VEGETABLE NUTRITION.

Young plants first feed upon the store of nourishment placed in the seed, either in cotyledons,[3] or around them. Soon the little roots acquire the power to take their nourishment from the earth in which they are imbedded. They absorb moisture and the materials in solution, which rise through the latest formed wood as ascending sap, and in the cells of the growing parts, especially the leaves, undergo the transformations which convert inorganic into organic substances. Hales[4] calculated that the force which impels the sap in a grapevine in summer time is five times as great as that which drives the blood through the arteries of a horse.

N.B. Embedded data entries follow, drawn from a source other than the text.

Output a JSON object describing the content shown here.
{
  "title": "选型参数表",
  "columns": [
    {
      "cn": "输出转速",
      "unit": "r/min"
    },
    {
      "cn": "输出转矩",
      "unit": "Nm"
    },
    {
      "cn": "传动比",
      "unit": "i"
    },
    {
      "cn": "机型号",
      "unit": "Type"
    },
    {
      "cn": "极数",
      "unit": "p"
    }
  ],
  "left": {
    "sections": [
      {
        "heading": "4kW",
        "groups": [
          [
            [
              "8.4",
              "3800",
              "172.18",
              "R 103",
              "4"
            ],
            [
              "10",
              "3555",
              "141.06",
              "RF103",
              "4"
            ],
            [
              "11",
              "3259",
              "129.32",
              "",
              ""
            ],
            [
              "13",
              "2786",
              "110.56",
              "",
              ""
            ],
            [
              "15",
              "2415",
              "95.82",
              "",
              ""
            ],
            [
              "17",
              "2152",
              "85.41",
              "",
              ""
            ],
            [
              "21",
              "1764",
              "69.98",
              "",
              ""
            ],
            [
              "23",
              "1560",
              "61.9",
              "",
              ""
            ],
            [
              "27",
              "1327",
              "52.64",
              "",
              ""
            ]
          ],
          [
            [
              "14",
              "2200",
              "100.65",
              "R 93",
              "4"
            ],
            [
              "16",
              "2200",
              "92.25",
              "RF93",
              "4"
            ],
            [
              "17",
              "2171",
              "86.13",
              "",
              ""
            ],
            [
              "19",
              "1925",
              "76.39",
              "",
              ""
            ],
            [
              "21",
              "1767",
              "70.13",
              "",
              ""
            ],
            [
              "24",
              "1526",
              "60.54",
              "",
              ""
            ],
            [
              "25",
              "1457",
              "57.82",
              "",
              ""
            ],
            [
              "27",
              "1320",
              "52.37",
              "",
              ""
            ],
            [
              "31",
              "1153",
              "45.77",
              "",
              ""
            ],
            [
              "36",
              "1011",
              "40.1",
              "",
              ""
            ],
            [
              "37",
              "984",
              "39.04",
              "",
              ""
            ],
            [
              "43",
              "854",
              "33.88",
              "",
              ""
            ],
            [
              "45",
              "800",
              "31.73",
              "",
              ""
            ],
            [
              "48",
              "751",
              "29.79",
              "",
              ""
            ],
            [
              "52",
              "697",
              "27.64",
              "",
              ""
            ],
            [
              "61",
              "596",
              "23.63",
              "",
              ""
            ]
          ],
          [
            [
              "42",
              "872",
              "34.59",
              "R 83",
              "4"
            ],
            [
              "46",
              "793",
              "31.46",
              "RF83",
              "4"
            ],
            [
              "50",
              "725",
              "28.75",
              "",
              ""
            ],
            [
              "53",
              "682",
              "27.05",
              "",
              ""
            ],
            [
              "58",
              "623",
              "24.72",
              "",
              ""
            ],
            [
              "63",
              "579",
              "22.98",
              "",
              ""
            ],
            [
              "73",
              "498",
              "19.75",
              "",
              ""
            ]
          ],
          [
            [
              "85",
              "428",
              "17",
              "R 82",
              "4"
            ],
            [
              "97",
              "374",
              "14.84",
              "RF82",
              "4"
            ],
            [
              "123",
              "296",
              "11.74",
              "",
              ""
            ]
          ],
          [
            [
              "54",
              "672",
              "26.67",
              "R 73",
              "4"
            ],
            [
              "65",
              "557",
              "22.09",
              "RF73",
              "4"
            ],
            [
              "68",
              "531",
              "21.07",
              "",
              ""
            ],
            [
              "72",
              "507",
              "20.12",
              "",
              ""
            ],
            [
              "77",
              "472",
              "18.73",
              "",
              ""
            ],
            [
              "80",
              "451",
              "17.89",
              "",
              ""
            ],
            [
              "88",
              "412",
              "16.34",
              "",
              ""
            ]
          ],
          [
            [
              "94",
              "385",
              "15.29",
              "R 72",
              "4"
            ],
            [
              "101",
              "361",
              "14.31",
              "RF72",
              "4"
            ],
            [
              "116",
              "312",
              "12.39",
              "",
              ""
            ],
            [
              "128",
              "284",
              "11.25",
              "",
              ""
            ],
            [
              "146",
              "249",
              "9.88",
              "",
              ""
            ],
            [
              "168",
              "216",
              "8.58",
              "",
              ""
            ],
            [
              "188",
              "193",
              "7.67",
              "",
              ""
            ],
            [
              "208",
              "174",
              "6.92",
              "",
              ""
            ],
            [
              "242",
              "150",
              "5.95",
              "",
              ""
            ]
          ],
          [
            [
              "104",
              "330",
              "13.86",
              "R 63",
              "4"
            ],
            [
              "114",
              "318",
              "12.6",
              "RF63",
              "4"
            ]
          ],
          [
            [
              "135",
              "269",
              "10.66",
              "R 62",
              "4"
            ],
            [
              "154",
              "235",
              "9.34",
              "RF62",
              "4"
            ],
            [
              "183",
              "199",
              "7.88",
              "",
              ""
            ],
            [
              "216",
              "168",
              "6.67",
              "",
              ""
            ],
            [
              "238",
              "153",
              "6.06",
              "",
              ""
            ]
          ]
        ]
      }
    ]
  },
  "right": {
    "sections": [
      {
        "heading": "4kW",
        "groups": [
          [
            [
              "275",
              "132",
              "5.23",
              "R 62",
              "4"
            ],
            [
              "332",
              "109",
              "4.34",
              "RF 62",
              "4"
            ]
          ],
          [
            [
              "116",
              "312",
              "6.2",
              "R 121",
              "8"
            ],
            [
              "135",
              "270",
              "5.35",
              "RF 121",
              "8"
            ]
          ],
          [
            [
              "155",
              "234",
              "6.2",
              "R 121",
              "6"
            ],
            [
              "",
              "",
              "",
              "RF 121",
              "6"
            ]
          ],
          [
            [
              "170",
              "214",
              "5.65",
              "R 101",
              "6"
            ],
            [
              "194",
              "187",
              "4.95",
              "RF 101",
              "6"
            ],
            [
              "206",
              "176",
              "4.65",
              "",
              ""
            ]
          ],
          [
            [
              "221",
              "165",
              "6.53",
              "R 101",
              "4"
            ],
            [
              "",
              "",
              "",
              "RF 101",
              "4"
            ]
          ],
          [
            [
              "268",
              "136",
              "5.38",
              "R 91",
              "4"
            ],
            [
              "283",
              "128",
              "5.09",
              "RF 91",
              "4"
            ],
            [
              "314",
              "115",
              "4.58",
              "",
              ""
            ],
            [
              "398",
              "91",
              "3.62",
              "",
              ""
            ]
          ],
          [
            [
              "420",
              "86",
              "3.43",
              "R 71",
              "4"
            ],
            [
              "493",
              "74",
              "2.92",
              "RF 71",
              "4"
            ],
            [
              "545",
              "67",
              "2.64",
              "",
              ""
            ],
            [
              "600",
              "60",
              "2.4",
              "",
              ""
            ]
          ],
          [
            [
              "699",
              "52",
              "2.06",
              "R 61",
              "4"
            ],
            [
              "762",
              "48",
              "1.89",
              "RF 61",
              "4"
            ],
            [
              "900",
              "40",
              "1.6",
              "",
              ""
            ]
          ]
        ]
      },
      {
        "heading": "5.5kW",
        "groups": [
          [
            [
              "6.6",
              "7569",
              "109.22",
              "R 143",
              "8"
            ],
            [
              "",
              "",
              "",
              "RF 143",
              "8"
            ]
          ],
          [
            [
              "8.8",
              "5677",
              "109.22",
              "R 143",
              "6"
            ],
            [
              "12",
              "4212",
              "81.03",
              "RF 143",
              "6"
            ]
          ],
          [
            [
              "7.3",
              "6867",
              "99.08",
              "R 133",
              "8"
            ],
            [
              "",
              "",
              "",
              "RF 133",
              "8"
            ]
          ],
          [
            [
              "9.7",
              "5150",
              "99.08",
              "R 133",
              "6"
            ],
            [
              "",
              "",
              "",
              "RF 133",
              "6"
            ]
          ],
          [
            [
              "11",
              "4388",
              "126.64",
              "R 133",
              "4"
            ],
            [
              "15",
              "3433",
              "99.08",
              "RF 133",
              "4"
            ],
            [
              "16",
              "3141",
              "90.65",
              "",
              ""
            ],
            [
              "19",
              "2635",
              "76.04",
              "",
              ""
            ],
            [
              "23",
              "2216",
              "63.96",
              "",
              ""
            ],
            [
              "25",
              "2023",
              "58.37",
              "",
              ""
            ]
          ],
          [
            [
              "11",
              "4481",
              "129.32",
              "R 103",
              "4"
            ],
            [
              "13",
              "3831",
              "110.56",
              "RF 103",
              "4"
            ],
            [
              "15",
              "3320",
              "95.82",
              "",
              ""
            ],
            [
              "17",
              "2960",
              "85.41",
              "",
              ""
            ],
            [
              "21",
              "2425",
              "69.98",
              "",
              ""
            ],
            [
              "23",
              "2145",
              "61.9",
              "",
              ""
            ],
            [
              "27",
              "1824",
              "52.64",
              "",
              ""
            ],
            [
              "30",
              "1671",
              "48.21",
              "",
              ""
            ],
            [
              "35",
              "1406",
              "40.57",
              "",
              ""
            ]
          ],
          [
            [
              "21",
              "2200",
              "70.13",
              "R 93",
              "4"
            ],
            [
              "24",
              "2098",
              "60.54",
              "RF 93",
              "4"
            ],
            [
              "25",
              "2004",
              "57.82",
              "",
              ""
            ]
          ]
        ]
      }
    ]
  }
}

SECTION OF AN ENDOGENOUS STEM.

Much of the water is evaporated. A large sunflower was found to exhale twenty or thirty ounces during the day, but very little at night. After the sap has been elaborated in the cells, under the influence of air and light, it descends just under the bark, in the cambium layer, and furnishes the material for the growth of cells and young buds, and nourishes all growing parts of the plant. This process takes place essentially in the earlier part of the season. In late summer and autumn the circulation in the leaves is impeded by the deposition of mineral matter, so that the plant or tree becomes gorged with the fluids which are ready to flow again at the coming of spring. It is this supply which is drawn upon in the “sugar bush.” A bucketful is often obtained from a single maple tree in twenty-four hours.

The cambium layer, or mucilaginous material between the bark and wood, hardens into cellular tissue and forms an annular growth. This is the case in all exogenous plants. If a section be made of one of them its age may be easily determined by counting the rings. The other great class of plants called endogenous, has the growing masses distributed through the stem. The common cornstalk is an illustration. Few things are more surprising than the way in which different plants manufacture from the same elements their

VARIOUS PRODUCTS.

This is noticeable in grafting. I have seen a thorn bush having one limb loaded with Bartlett pears. Now the material which ascended the stem was distributed to all the branches, but the cells in some of them manufactured it into thorn apples, while in this branch it was transformed into delicious fruit.

SHOWING A CYCAS, A YUCCA, TWO COCOANUT PALM TREES, AN INDIAN CORN STEM, AND A BANANA.